Typically, a set budget that cannot be exceeded is provided to the program participant for the services needed. There is no actual hourly cap on home health aide services but the cost must fall within the state's specific guidelines. Many participants get few hours. You can apply to the state to exceed the limit based on special circumstances that place the participant at risk for nursing home placement without the extra assistance. An assessment is done by a nurse for the Department of Health, utilizing an assessment protocol or tool that the state has designed for this purpose. If live-in care is required, and there is no capable family member providing the rest of the care needed around the clock, the family could contract with an agency which also participates in Medicaid, and the agency will split the bill by billing Medicaid for whatever Medicaid will pay, and billing the family for the balance. A non-spouse, non-guardian family member can also be paid by Medicaid as the "Participant Employed Provider."

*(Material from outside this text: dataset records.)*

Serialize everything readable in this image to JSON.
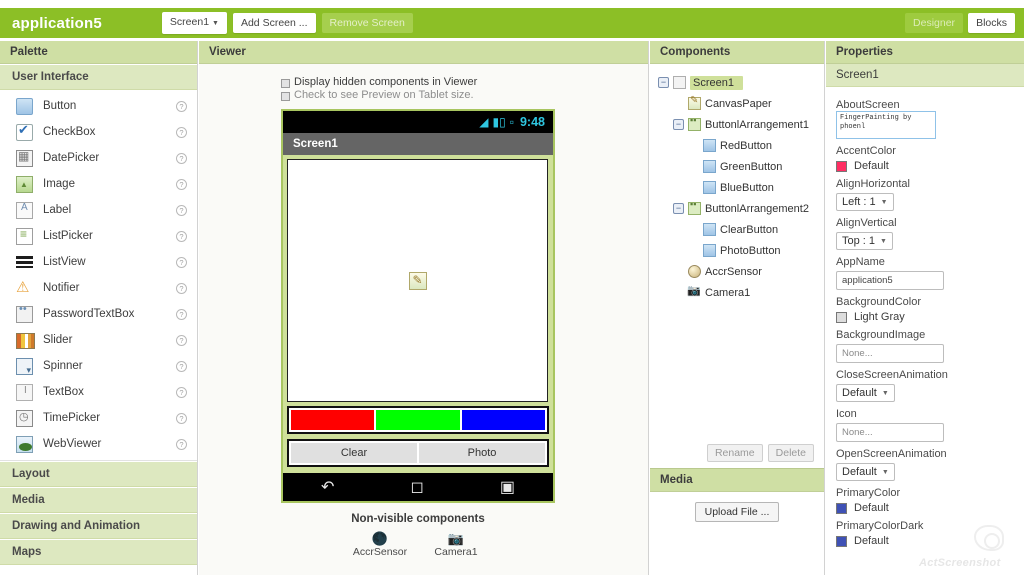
{
  "topbar": {
    "app_title": "application5",
    "screen_selector": "Screen1",
    "add_screen": "Add Screen ...",
    "remove_screen": "Remove Screen",
    "designer": "Designer",
    "blocks": "Blocks",
    "accent_green": "#8CBF26"
  },
  "panels": {
    "palette": "Palette",
    "viewer": "Viewer",
    "components": "Components",
    "properties": "Properties",
    "media": "Media"
  },
  "palette": {
    "sections": [
      "User Interface",
      "Layout",
      "Media",
      "Drawing and Animation",
      "Maps"
    ],
    "active_section": "User Interface",
    "items": [
      {
        "label": "Button",
        "icon": "button-icon",
        "help": "?"
      },
      {
        "label": "CheckBox",
        "icon": "checkbox-icon",
        "help": "?"
      },
      {
        "label": "DatePicker",
        "icon": "datepicker-icon",
        "help": "?"
      },
      {
        "label": "Image",
        "icon": "image-icon",
        "help": "?"
      },
      {
        "label": "Label",
        "icon": "label-icon",
        "help": "?"
      },
      {
        "label": "ListPicker",
        "icon": "listpicker-icon",
        "help": "?"
      },
      {
        "label": "ListView",
        "icon": "listview-icon",
        "help": "?"
      },
      {
        "label": "Notifier",
        "icon": "notifier-icon",
        "help": "?"
      },
      {
        "label": "PasswordTextBox",
        "icon": "passwordtextbox-icon",
        "help": "?"
      },
      {
        "label": "Slider",
        "icon": "slider-icon",
        "help": "?"
      },
      {
        "label": "Spinner",
        "icon": "spinner-icon",
        "help": "?"
      },
      {
        "label": "TextBox",
        "icon": "textbox-icon",
        "help": "?"
      },
      {
        "label": "TimePicker",
        "icon": "timepicker-icon",
        "help": "?"
      },
      {
        "label": "WebViewer",
        "icon": "webviewer-icon",
        "help": "?"
      }
    ]
  },
  "viewer": {
    "checkbox_hidden": "Display hidden components in Viewer",
    "checkbox_tablet": "Check to see Preview on Tablet size.",
    "phone": {
      "status_time": "9:48",
      "title": "Screen1",
      "color_buttons": [
        {
          "name": "RedButton",
          "color": "#FF0000"
        },
        {
          "name": "GreenButton",
          "color": "#00FF00"
        },
        {
          "name": "BlueButton",
          "color": "#0000FF"
        }
      ],
      "action_buttons": [
        "Clear",
        "Photo"
      ],
      "nav_icons": [
        "back-icon",
        "home-icon",
        "recents-icon"
      ]
    },
    "non_visible_title": "Non-visible components",
    "non_visible": [
      {
        "label": "AccrSensor",
        "icon": "sensor-icon"
      },
      {
        "label": "Camera1",
        "icon": "camera-icon"
      }
    ]
  },
  "components": {
    "tree": [
      {
        "label": "Screen1",
        "depth": 0,
        "toggle": "−",
        "icon": "screen-icon",
        "selected": true
      },
      {
        "label": "CanvasPaper",
        "depth": 1,
        "toggle": "",
        "icon": "canvas-icon",
        "selected": false
      },
      {
        "label": "ButtonlArrangement1",
        "depth": 0,
        "toggle": "−",
        "icon": "arrangement-icon",
        "selected": false
      },
      {
        "label": "RedButton",
        "depth": 2,
        "toggle": "",
        "icon": "button-icon",
        "selected": false
      },
      {
        "label": "GreenButton",
        "depth": 2,
        "toggle": "",
        "icon": "button-icon",
        "selected": false
      },
      {
        "label": "BlueButton",
        "depth": 2,
        "toggle": "",
        "icon": "button-icon",
        "selected": false
      },
      {
        "label": "ButtonlArrangement2",
        "depth": 0,
        "toggle": "−",
        "icon": "arrangement-icon",
        "selected": false
      },
      {
        "label": "ClearButton",
        "depth": 2,
        "toggle": "",
        "icon": "button-icon",
        "selected": false
      },
      {
        "label": "PhotoButton",
        "depth": 2,
        "toggle": "",
        "icon": "button-icon",
        "selected": false
      },
      {
        "label": "AccrSensor",
        "depth": 1,
        "toggle": "",
        "icon": "sensor-icon",
        "selected": false
      },
      {
        "label": "Camera1",
        "depth": 1,
        "toggle": "",
        "icon": "camera-icon",
        "selected": false
      }
    ],
    "rename": "Rename",
    "delete": "Delete"
  },
  "media": {
    "upload": "Upload File ..."
  },
  "properties": {
    "selected_component": "Screen1",
    "items": [
      {
        "name": "AboutScreen",
        "type": "textarea",
        "value": "FingerPainting by\nphoenl"
      },
      {
        "name": "AccentColor",
        "type": "color",
        "value": "Default",
        "swatch": "#FF2E63"
      },
      {
        "name": "AlignHorizontal",
        "type": "select",
        "value": "Left : 1"
      },
      {
        "name": "AlignVertical",
        "type": "select",
        "value": "Top : 1"
      },
      {
        "name": "AppName",
        "type": "input",
        "value": "application5"
      },
      {
        "name": "BackgroundColor",
        "type": "color",
        "value": "Light Gray",
        "swatch": "#DDDDDD"
      },
      {
        "name": "BackgroundImage",
        "type": "input",
        "value": "None...",
        "muted": true
      },
      {
        "name": "CloseScreenAnimation",
        "type": "select",
        "value": "Default"
      },
      {
        "name": "Icon",
        "type": "input",
        "value": "None...",
        "muted": true
      },
      {
        "name": "OpenScreenAnimation",
        "type": "select",
        "value": "Default"
      },
      {
        "name": "PrimaryColor",
        "type": "color",
        "value": "Default",
        "swatch": "#3F51B5"
      },
      {
        "name": "PrimaryColorDark",
        "type": "color",
        "value": "Default",
        "swatch": "#3F51B5"
      }
    ]
  },
  "watermark": {
    "text": "ActScreenshot"
  }
}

There are a few non-Medicaid programs in New Jersey also, for people who are NOT eligible for Medicaid because they have too much money. Jersey Assistance for Community Care (JACC) is for people over 60 who have up to $3,580/month income ($4,845 for married couple) and $40,000 in liquid resources ($60,000 for a married couple). This program has a long waiting list and a limited benefit. It provides up to $7,200/year of subsidies per person. Individual counties may have home care programs of their own funded with county monies.